Mi hermana y yo teníamos apenas veinte años. Internet no estaba en nuestras vidas y aquel bazar de las maravillas lleno de polos, bolsos y jeans de pega a precio de ganga se nos antojaba irresistible. La falta de conciencia de delito nos dio alas, pero nuestro mermado presupuesto impidió que hiciéramos estragos. Mi falso Lacoste negro me duró, lo recuerdo perfectamente, no menos de cinco o seis años en perfecto estado.

En aquel crucero de los cuernos y el amor mi madre intentaba desesperadamente que no viéramos el trasiego de infieles, y mi padre, que es un observador muy astuto y selectivo, se percataba de todo y soltaba comentarios irónicos que irritaban a su mujer y nos hacían reír a mi hermana y a mí. Allí, sobre las aguas del Mediterráneo, aprendimos que puestos a adquirir una copia humana, que sea un original de calidad. Y que si no, estás condenado a la maldición del kleenex (usar o tirar).

Vacaciones en el mar

Termino ya. Creo que ser absolutamente íntegro no es fácil. No en todas las parcelas de nuestra vida. Y que aquello a lo que mostramos más respeto es quizás lo que más nos importa. Jamás he leído un libro pirata (sin contar las fotocopias de alguno durante la carrera). Me irrita profundamente que gente muy cercana “se baje” novelas gratis de la red para leer en sus tablets, pero no les digo nada. Si separo las basuras, ya lo he dicho, es porque una vez vi en Valdemingómez que había gente -profesionales- metiendo las manos entre los deshechos pútridos de otros para sacar pañales con caca y pilas de entre las mondas de plátano. Me pareció lamentable.

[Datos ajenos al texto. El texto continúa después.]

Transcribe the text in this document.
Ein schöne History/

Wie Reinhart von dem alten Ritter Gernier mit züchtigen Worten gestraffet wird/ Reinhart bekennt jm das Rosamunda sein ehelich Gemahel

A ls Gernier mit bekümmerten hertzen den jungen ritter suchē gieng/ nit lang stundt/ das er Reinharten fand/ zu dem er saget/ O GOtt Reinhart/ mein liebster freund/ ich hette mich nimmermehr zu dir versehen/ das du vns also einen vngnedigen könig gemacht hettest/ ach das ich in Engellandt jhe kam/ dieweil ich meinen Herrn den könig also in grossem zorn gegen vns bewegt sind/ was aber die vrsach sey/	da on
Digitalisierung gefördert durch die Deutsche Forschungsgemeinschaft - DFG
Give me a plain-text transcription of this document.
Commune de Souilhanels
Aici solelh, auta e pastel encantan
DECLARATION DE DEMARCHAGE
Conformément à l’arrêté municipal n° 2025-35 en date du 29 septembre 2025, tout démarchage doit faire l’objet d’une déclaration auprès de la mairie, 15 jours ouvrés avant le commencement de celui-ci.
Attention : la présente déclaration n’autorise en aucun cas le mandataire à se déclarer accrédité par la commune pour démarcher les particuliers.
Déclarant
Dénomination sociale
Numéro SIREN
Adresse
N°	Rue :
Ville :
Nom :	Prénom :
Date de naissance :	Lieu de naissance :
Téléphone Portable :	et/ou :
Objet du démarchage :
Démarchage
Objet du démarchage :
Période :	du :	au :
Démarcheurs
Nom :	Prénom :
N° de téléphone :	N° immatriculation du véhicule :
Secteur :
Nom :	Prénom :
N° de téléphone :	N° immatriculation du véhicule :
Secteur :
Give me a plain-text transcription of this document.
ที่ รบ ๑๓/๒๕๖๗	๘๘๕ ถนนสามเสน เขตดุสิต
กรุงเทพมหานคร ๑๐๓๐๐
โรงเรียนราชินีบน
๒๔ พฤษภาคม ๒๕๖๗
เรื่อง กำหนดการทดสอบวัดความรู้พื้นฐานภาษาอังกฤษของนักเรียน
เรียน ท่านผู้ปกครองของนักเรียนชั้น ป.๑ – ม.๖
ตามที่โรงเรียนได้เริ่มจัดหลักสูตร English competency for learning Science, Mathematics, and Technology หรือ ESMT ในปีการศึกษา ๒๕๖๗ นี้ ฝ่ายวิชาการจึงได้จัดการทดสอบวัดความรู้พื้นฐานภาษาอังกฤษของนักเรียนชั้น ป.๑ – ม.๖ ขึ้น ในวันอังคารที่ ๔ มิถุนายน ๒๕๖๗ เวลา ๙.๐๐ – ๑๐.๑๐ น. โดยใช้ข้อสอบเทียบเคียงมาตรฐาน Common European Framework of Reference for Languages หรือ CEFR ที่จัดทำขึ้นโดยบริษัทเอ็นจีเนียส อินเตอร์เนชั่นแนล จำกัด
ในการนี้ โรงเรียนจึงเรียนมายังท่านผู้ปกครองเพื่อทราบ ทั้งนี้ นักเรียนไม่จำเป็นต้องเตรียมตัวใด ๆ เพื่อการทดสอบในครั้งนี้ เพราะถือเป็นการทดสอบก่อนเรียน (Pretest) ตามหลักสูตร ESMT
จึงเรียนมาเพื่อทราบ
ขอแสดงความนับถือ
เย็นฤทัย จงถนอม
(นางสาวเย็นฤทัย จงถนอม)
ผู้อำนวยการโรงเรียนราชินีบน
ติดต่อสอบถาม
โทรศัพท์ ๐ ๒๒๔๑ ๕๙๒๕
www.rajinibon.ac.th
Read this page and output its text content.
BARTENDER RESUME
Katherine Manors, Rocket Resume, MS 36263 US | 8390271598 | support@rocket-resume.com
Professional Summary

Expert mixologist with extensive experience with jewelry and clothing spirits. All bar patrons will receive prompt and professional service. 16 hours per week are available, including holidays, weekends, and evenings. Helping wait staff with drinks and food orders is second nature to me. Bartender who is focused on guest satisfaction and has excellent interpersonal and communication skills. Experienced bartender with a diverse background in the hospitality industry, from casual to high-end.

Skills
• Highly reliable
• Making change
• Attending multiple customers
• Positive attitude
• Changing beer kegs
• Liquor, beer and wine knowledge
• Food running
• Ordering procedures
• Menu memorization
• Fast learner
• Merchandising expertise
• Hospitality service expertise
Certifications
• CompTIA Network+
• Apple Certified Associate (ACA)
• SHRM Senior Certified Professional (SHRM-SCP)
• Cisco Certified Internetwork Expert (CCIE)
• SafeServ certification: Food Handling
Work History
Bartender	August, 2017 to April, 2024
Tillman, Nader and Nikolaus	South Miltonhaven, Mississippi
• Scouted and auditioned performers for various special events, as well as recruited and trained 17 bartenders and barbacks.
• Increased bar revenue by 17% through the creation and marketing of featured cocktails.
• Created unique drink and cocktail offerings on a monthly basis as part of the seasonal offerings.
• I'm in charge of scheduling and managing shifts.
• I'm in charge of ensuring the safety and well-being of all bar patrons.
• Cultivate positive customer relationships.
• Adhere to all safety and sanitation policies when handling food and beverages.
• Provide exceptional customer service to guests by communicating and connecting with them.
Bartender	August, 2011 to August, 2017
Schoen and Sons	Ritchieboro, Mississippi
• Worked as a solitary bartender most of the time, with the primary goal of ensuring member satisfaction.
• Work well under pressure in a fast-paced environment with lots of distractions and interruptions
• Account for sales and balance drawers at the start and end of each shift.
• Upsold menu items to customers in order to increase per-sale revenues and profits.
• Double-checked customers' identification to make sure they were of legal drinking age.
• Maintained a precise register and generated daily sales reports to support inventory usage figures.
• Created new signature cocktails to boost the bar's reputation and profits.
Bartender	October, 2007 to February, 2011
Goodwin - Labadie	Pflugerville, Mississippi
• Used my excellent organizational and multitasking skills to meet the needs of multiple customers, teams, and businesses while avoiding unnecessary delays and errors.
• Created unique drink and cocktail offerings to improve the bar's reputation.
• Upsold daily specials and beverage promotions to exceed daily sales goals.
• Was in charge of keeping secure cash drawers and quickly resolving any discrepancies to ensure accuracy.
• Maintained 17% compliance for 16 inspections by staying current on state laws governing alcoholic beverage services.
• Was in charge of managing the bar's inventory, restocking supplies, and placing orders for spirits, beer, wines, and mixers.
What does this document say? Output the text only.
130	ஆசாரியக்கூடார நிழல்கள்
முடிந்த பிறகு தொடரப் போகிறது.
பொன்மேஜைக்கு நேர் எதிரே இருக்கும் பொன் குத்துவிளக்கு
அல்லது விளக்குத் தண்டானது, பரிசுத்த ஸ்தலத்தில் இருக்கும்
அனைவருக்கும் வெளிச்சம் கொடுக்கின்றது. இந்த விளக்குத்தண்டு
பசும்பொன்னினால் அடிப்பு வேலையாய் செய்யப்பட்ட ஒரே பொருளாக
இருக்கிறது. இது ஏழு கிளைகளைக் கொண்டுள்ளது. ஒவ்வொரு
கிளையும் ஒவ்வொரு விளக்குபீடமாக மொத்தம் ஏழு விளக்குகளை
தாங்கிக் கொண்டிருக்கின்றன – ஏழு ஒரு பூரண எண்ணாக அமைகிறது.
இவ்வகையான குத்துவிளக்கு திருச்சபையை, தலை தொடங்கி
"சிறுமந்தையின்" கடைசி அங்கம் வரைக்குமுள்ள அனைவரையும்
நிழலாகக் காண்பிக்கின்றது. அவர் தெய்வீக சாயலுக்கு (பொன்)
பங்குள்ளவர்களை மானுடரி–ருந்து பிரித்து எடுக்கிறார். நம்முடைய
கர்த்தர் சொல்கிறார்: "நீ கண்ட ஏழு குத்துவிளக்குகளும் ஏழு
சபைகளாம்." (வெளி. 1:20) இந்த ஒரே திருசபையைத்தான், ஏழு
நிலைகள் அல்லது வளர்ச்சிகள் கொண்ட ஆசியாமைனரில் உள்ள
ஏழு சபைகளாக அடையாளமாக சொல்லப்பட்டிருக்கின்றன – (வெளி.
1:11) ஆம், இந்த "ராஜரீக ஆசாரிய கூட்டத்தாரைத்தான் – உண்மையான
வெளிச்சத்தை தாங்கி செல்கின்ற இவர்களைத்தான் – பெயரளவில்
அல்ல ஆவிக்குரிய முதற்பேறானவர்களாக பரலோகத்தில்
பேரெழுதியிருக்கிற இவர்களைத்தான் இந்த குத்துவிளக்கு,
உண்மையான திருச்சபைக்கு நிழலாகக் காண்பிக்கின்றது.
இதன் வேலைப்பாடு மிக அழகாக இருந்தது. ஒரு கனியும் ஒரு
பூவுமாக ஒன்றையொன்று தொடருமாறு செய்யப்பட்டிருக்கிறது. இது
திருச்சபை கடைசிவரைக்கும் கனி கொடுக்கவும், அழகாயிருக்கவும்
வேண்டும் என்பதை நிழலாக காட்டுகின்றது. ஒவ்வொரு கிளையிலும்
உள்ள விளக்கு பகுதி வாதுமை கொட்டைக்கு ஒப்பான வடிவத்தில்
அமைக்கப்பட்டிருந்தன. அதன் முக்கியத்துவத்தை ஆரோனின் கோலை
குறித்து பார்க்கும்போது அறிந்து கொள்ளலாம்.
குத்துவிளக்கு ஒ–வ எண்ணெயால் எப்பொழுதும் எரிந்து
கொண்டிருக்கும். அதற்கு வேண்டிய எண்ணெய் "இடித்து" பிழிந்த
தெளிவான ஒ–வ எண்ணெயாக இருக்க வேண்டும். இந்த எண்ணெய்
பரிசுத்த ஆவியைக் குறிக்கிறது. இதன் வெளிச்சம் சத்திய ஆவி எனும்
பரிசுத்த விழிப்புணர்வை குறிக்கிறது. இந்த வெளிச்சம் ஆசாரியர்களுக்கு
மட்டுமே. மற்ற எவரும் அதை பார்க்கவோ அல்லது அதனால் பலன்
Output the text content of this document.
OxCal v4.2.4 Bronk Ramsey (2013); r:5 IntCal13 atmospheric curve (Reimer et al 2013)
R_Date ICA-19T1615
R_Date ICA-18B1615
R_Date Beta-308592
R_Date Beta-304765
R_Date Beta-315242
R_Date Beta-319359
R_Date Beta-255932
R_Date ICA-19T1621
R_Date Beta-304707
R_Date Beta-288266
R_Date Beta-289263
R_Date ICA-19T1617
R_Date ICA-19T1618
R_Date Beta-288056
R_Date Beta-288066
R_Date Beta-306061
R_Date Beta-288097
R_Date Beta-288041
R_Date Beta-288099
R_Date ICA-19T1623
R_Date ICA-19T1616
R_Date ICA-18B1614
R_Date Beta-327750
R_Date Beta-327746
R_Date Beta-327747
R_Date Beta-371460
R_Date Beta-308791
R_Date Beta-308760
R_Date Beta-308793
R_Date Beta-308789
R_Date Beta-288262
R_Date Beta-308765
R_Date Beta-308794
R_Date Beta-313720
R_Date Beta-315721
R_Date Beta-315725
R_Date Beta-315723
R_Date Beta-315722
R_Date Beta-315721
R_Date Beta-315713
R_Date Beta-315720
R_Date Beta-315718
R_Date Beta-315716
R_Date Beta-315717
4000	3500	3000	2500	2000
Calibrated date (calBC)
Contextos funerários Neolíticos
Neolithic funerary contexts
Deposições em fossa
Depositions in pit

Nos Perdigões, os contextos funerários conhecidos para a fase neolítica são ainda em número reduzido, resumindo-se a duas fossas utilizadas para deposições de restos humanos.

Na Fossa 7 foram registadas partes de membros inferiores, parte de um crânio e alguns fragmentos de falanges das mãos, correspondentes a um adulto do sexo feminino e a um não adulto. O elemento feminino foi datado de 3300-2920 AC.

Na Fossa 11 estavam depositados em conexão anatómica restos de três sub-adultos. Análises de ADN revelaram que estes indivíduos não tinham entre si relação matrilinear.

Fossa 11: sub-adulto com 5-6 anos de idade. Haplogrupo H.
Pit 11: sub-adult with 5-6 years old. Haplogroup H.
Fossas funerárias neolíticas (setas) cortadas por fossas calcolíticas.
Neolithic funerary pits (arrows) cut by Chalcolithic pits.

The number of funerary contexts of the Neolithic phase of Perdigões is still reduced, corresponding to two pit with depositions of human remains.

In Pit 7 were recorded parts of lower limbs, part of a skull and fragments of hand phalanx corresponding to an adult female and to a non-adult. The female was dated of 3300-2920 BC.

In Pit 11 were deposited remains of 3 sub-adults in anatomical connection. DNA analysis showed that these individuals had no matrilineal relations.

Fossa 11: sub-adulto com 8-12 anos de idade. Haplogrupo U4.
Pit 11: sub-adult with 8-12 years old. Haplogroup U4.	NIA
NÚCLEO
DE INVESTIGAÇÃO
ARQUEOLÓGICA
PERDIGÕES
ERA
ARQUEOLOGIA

Pero no sé hasta dónde llegan los contornos de mi integridad si me garantizaran que mi delito morirá conmigo,  lejos de la mirada de otros. Y muy muy lejos de la de esos jueces que ayer comían salmorejo a pocos metros de mis amigos, mientras J.E nos sorprendía con su relato del hombre honrado y nos daba qué pensar. Eso tan gratis, tan original y que a veces dilapidamos en tonterías…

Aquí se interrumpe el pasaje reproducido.